Saturday, November 11, 2006

Business week

A lot of talk is circulating these days about the nature Bush's (which one?) nominee for Defense Secretary, Robert Gates. Much of it examines the ominous shadow of Iran-Contra and Gates' reputation for fixing intelligence around the policy, while the mainstream, as usual, tends to blow this off in favour of portraying Gates as the right man for the job, a sentiment that seems to be summed up by a wave of the hand and a "well, at least he ain't Rumsfeld." What sets Gates apart from the neocon wing of the Pentagon is his arguing that the administration should be negotiating with Iran and to abandon its Cheneyite intransigence. Of course, this is the reason Gates has been brought to the fore: Bush I, Baker and the rest of the Carlyle Group have finally stepped in to put an end to the reckless neocon agenda. And that won't just stop with Rumsfeld. Neocon chum Stephen Cambone may also be on the way out.

An article in The Houston Chronicle points out that, indeed, Gates' past and ghostly ties with the Iran-Contra affair and previous assessments about him could and should come under scrutiny again. But one passage jumped out that indicated Gates is not there to embarrass the administration. Despite the fact that "defense conservatives" are not happy that an agent of the Carlyle coterie is going to be SecDef -- too much in the "realist" foreign policy camp -- as a former CIA director, Gates' stands firmly behind the White House nonsense that they were "misled" by intelligence about Iraqi WMD:
Robert Gates, President Bush's choice to lead the Pentagon, has argued that the United States should be talking with Iran instead of shunning it.

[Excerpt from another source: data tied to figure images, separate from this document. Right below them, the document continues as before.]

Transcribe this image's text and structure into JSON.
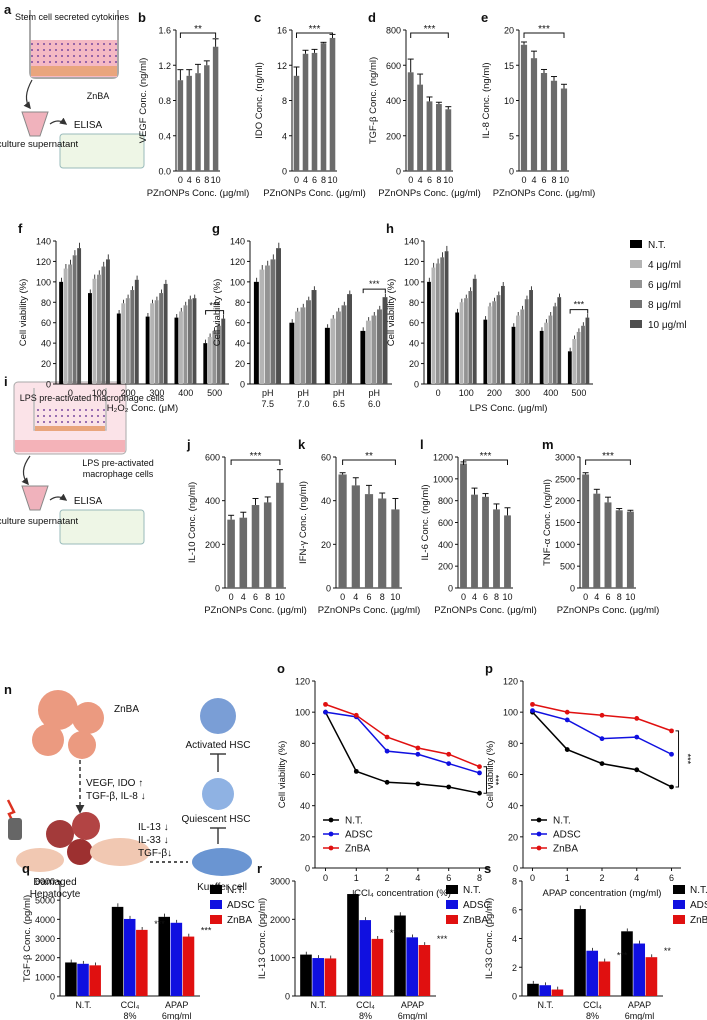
{
  "figure": {
    "schematic_a": {
      "label": "a",
      "texts": [
        "Stem cell secreted cytokines",
        "ZnBA",
        "Cell culture supernatant",
        "ELISA"
      ]
    },
    "schematic_i": {
      "label": "i",
      "texts": [
        "ZnBA",
        "LPS pre-activated macrophage cells",
        "Cell culture supernatant",
        "ELISA"
      ]
    },
    "schematic_n": {
      "label": "n",
      "texts": [
        "ZnBA",
        "VEGF, IDO ↑",
        "TGF-β, IL-8 ↓",
        "IL-13 ↓",
        "IL-33 ↓",
        "TGF-β↓",
        "Activated HSC",
        "Quiescent HSC",
        "Kupffer cell",
        "Damaged Hepatocyte"
      ]
    },
    "legend_viability": {
      "items": [
        "N.T.",
        "4 μg/ml",
        "6 μg/ml",
        "8 μg/ml",
        "10 μg/ml"
      ]
    },
    "colors": {
      "bar_gray": "#6b6b6b",
      "black": "#000000",
      "blue": "#1010e0",
      "red": "#e01010",
      "pink": "#f4b2b8",
      "salmon": "#eb9a80"
    }
  },
  "chart_data": [
    {
      "id": "b",
      "label": "b",
      "type": "bar",
      "categories": [
        "0",
        "4",
        "6",
        "8",
        "10"
      ],
      "values": [
        1.03,
        1.08,
        1.11,
        1.2,
        1.41
      ],
      "errors": [
        0.12,
        0.07,
        0.1,
        0.05,
        0.09
      ],
      "ylabel": "VEGF Conc. (ng/ml)",
      "xlabel": "PZnONPs Conc. (μg/ml)",
      "ylim": [
        0,
        1.6
      ],
      "yticks": [
        "0.0",
        "0.4",
        "0.8",
        "1.2",
        "1.6"
      ],
      "sig": "**"
    },
    {
      "id": "c",
      "label": "c",
      "type": "bar",
      "categories": [
        "0",
        "4",
        "6",
        "8",
        "10"
      ],
      "values": [
        10.8,
        13.3,
        13.4,
        14.5,
        15.1
      ],
      "errors": [
        1,
        0.4,
        0.4,
        0.1,
        0.4
      ],
      "ylabel": "IDO Conc. (ng/ml)",
      "xlabel": "PZnONPs Conc. (μg/ml)",
      "ylim": [
        0,
        16
      ],
      "yticks": [
        "0",
        "4",
        "8",
        "12",
        "16"
      ],
      "sig": "***"
    },
    {
      "id": "d",
      "label": "d",
      "type": "bar",
      "categories": [
        "0",
        "4",
        "6",
        "8",
        "10"
      ],
      "values": [
        560,
        490,
        395,
        380,
        350
      ],
      "errors": [
        75,
        60,
        25,
        10,
        15
      ],
      "ylabel": "TGF-β Conc. (ng/ml)",
      "xlabel": "PZnONPs Conc. (μg/ml)",
      "ylim": [
        0,
        800
      ],
      "yticks": [
        "0",
        "200",
        "400",
        "600",
        "800"
      ],
      "sig": "***"
    },
    {
      "id": "e",
      "label": "e",
      "type": "bar",
      "categories": [
        "0",
        "4",
        "6",
        "8",
        "10"
      ],
      "values": [
        17.9,
        16,
        13.9,
        12.8,
        11.7
      ],
      "errors": [
        0.4,
        1,
        0.5,
        0.6,
        0.6
      ],
      "ylabel": "IL-8 Conc. (ng/ml)",
      "xlabel": "PZnONPs Conc. (μg/ml)",
      "ylim": [
        0,
        20
      ],
      "yticks": [
        "0",
        "5",
        "10",
        "15",
        "20"
      ],
      "sig": "***"
    },
    {
      "id": "f",
      "label": "f",
      "type": "bar",
      "categories": [
        "0",
        "100",
        "200",
        "300",
        "400",
        "500"
      ],
      "series": [
        {
          "name": "N.T.",
          "values": [
            100,
            89,
            69,
            66,
            65,
            40
          ]
        },
        {
          "name": "4 μg/ml",
          "values": [
            113,
            103,
            79,
            79,
            71,
            46
          ]
        },
        {
          "name": "6 μg/ml",
          "values": [
            117,
            107,
            84,
            82,
            77,
            52
          ]
        },
        {
          "name": "8 μg/ml",
          "values": [
            126,
            115,
            92,
            89,
            83,
            57
          ]
        },
        {
          "name": "10 μg/ml",
          "values": [
            133,
            122,
            102,
            98,
            84,
            64
          ]
        }
      ],
      "ylabel": "Cell viability (%)",
      "xlabel": "H₂O₂ Conc. (μM)",
      "ylim": [
        0,
        140
      ],
      "yticks": [
        "0",
        "20",
        "40",
        "60",
        "80",
        "100",
        "120",
        "140"
      ],
      "sig": "***"
    },
    {
      "id": "g",
      "label": "g",
      "type": "bar",
      "categories": [
        "pH 7.5",
        "pH 7.0",
        "pH 6.5",
        "pH 6.0"
      ],
      "series": [
        {
          "name": "N.T.",
          "values": [
            100,
            60,
            55,
            52
          ]
        },
        {
          "name": "4 μg/ml",
          "values": [
            112,
            71,
            64,
            62
          ]
        },
        {
          "name": "6 μg/ml",
          "values": [
            116,
            75,
            71,
            67
          ]
        },
        {
          "name": "8 μg/ml",
          "values": [
            122,
            82,
            77,
            73
          ]
        },
        {
          "name": "10 μg/ml",
          "values": [
            133,
            92,
            88,
            85
          ]
        }
      ],
      "ylabel": "Cell viability (%)",
      "xlabel": "",
      "ylim": [
        0,
        140
      ],
      "yticks": [
        "0",
        "20",
        "40",
        "60",
        "80",
        "100",
        "120",
        "140"
      ],
      "sig": "***"
    },
    {
      "id": "h",
      "label": "h",
      "type": "bar",
      "categories": [
        "0",
        "100",
        "200",
        "300",
        "400",
        "500"
      ],
      "series": [
        {
          "name": "N.T.",
          "values": [
            100,
            70,
            63,
            56,
            52,
            32
          ]
        },
        {
          "name": "4 μg/ml",
          "values": [
            114,
            80,
            76,
            67,
            60,
            44
          ]
        },
        {
          "name": "6 μg/ml",
          "values": [
            118,
            84,
            81,
            73,
            67,
            51
          ]
        },
        {
          "name": "8 μg/ml",
          "values": [
            124,
            91,
            87,
            83,
            76,
            57
          ]
        },
        {
          "name": "10 μg/ml",
          "values": [
            130,
            103,
            96,
            92,
            85,
            65
          ]
        }
      ],
      "ylabel": "Cell viability (%)",
      "xlabel": "LPS Conc. (μg/ml)",
      "ylim": [
        0,
        140
      ],
      "yticks": [
        "0",
        "20",
        "40",
        "60",
        "80",
        "100",
        "120",
        "140"
      ],
      "sig": "***"
    },
    {
      "id": "j",
      "label": "j",
      "type": "bar",
      "categories": [
        "0",
        "4",
        "6",
        "8",
        "10"
      ],
      "values": [
        313,
        322,
        380,
        392,
        482
      ],
      "errors": [
        20,
        25,
        30,
        25,
        60
      ],
      "ylabel": "IL-10 Conc. (ng/ml)",
      "xlabel": "PZnONPs Conc. (μg/ml)",
      "ylim": [
        0,
        600
      ],
      "yticks": [
        "0",
        "200",
        "400",
        "600"
      ],
      "sig": "***"
    },
    {
      "id": "k",
      "label": "k",
      "type": "bar",
      "categories": [
        "0",
        "4",
        "6",
        "8",
        "10"
      ],
      "values": [
        52,
        47,
        43,
        41,
        36
      ],
      "errors": [
        0.8,
        3.5,
        4,
        2.5,
        5
      ],
      "ylabel": "IFN-γ Conc. (ng/ml)",
      "xlabel": "PZnONPs Conc. (μg/ml)",
      "ylim": [
        0,
        60
      ],
      "yticks": [
        "0",
        "20",
        "40",
        "60"
      ],
      "sig": "**"
    },
    {
      "id": "l",
      "label": "l",
      "type": "bar",
      "categories": [
        "0",
        "4",
        "6",
        "8",
        "10"
      ],
      "values": [
        1140,
        855,
        835,
        720,
        665
      ],
      "errors": [
        15,
        60,
        30,
        50,
        70
      ],
      "ylabel": "IL-6 Conc. (ng/ml)",
      "xlabel": "PZnONPs Conc. (μg/ml)",
      "ylim": [
        0,
        1200
      ],
      "yticks": [
        "0",
        "200",
        "400",
        "600",
        "800",
        "1000",
        "1200"
      ],
      "sig": "***"
    },
    {
      "id": "m",
      "label": "m",
      "type": "bar",
      "categories": [
        "0",
        "4",
        "6",
        "8",
        "10"
      ],
      "values": [
        2600,
        2160,
        1960,
        1780,
        1750
      ],
      "errors": [
        40,
        100,
        120,
        40,
        30
      ],
      "ylabel": "TNF-α Conc. (ng/ml)",
      "xlabel": "PZnONPs Conc. (μg/ml)",
      "ylim": [
        0,
        3000
      ],
      "yticks": [
        "0",
        "500",
        "1000",
        "1500",
        "2000",
        "2500",
        "3000"
      ],
      "sig": "***"
    },
    {
      "id": "o",
      "label": "o",
      "type": "line",
      "x": [
        "0",
        "1",
        "2",
        "4",
        "6",
        "8"
      ],
      "series": [
        {
          "name": "N.T.",
          "values": [
            100,
            62,
            55,
            54,
            52,
            48
          ]
        },
        {
          "name": "ADSC",
          "values": [
            100,
            97,
            75,
            73,
            67,
            61
          ]
        },
        {
          "name": "ZnBA",
          "values": [
            105,
            98,
            84,
            77,
            73,
            65
          ]
        }
      ],
      "ylabel": "Cell viability (%)",
      "xlabel": "CCl₄ concentration (%)",
      "ylim": [
        0,
        120
      ],
      "yticks": [
        "0",
        "20",
        "40",
        "60",
        "80",
        "100",
        "120"
      ],
      "sig": "***"
    },
    {
      "id": "p",
      "label": "p",
      "type": "line",
      "x": [
        "0",
        "1",
        "2",
        "4",
        "6"
      ],
      "series": [
        {
          "name": "N.T.",
          "values": [
            100,
            76,
            67,
            63,
            52
          ]
        },
        {
          "name": "ADSC",
          "values": [
            101,
            95,
            83,
            84,
            73
          ]
        },
        {
          "name": "ZnBA",
          "values": [
            105,
            100,
            98,
            96,
            88
          ]
        }
      ],
      "ylabel": "Cell viability (%)",
      "xlabel": "APAP concentration (mg/ml)",
      "ylim": [
        0,
        120
      ],
      "yticks": [
        "0",
        "20",
        "40",
        "60",
        "80",
        "100",
        "120"
      ],
      "sig": "***"
    },
    {
      "id": "q",
      "label": "q",
      "type": "bar",
      "categories": [
        "N.T.",
        "CCl₄ 8%",
        "APAP 6mg/ml"
      ],
      "series": [
        {
          "name": "N.T.",
          "values": [
            1750,
            4650,
            4130
          ]
        },
        {
          "name": "ADSC",
          "values": [
            1680,
            4020,
            3820
          ]
        },
        {
          "name": "ZnBA",
          "values": [
            1600,
            3450,
            3100
          ]
        }
      ],
      "ylabel": "TGF-β Conc. (pg/ml)",
      "xlabel": "",
      "ylim": [
        0,
        6000
      ],
      "yticks": [
        "0",
        "1000",
        "2000",
        "3000",
        "4000",
        "5000",
        "6000"
      ],
      "sig_labels": [
        "***",
        "***"
      ]
    },
    {
      "id": "r",
      "label": "r",
      "type": "bar",
      "categories": [
        "N.T.",
        "CCl₄ 8%",
        "APAP 6mg/ml"
      ],
      "series": [
        {
          "name": "N.T.",
          "values": [
            1080,
            2660,
            2100
          ]
        },
        {
          "name": "ADSC",
          "values": [
            990,
            1980,
            1530
          ]
        },
        {
          "name": "ZnBA",
          "values": [
            980,
            1490,
            1330
          ]
        }
      ],
      "ylabel": "IL-13 Conc. (pg/ml)",
      "xlabel": "",
      "ylim": [
        0,
        3000
      ],
      "yticks": [
        "0",
        "1000",
        "2000",
        "3000"
      ],
      "sig_labels": [
        "***",
        "***"
      ]
    },
    {
      "id": "s",
      "label": "s",
      "type": "bar",
      "categories": [
        "N.T.",
        "CCl₄ 8%",
        "APAP 6mg/ml"
      ],
      "series": [
        {
          "name": "N.T.",
          "values": [
            0.85,
            6.05,
            4.5
          ]
        },
        {
          "name": "ADSC",
          "values": [
            0.75,
            3.15,
            3.65
          ]
        },
        {
          "name": "ZnBA",
          "values": [
            0.45,
            2.4,
            2.7
          ]
        }
      ],
      "ylabel": "IL-33 Conc. (pg/ml)",
      "xlabel": "",
      "ylim": [
        0,
        8
      ],
      "yticks": [
        "0",
        "2",
        "4",
        "6",
        "8"
      ],
      "sig_labels": [
        "***",
        "**"
      ]
    }
  ]
}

He has said that U.S. spy agencies misled the president on whether Saddam Hussein harbored weapons of mass destruction — but he also thinks the nation should never launch another pre-emptive military strike without "unambiguous" intelligence.
This position is now the default for any and every public official -- certainly those within government. This has just become boilerplate crap these guy have to say publicly. In fact, we know it is. And Gates is certainly not going to come out and say the White House jacked up the intelligence to suit its own black purpose. Gates' purpose is not to hash over old news but to insert some modicum of reason into the administration (reason may have been hiding in nooks and crannies somewhere in the White House, but it would never jump out when Bush was in the room). With Gates being a loyalist, not to W, but to the old school Bush crowd, we might actually see some well-deserved friction in the White House, and especially between the Veep's office and the Pentagon. This is assuming that Cheney has not already been neutralized by the powers that be. Since Rumsfeld got the boot, much to Cheney's chagrin, Dick himself may not be long for his job should he continue to be seen as a problem child.

Yes, Rumsfeld was a fractious figure in and out of the Pentagon. Proposals, ala McCain, to send in 20,000 more troops are hardly going to suffice in stopping the chaos in Iraq and right now there seems little that can be done to recover from that country's current state. And one thing is certain: Robert Gates won't be the one fixing it. But what has really happened with the Gates nomination and likely confirmation is that Cheney's press for an attack on Iran has been effectively halted. Say what you will about the Baker's dozen, but at least they have the sense to recognize that more war and further destabilization in the Middle East is simply bad for business.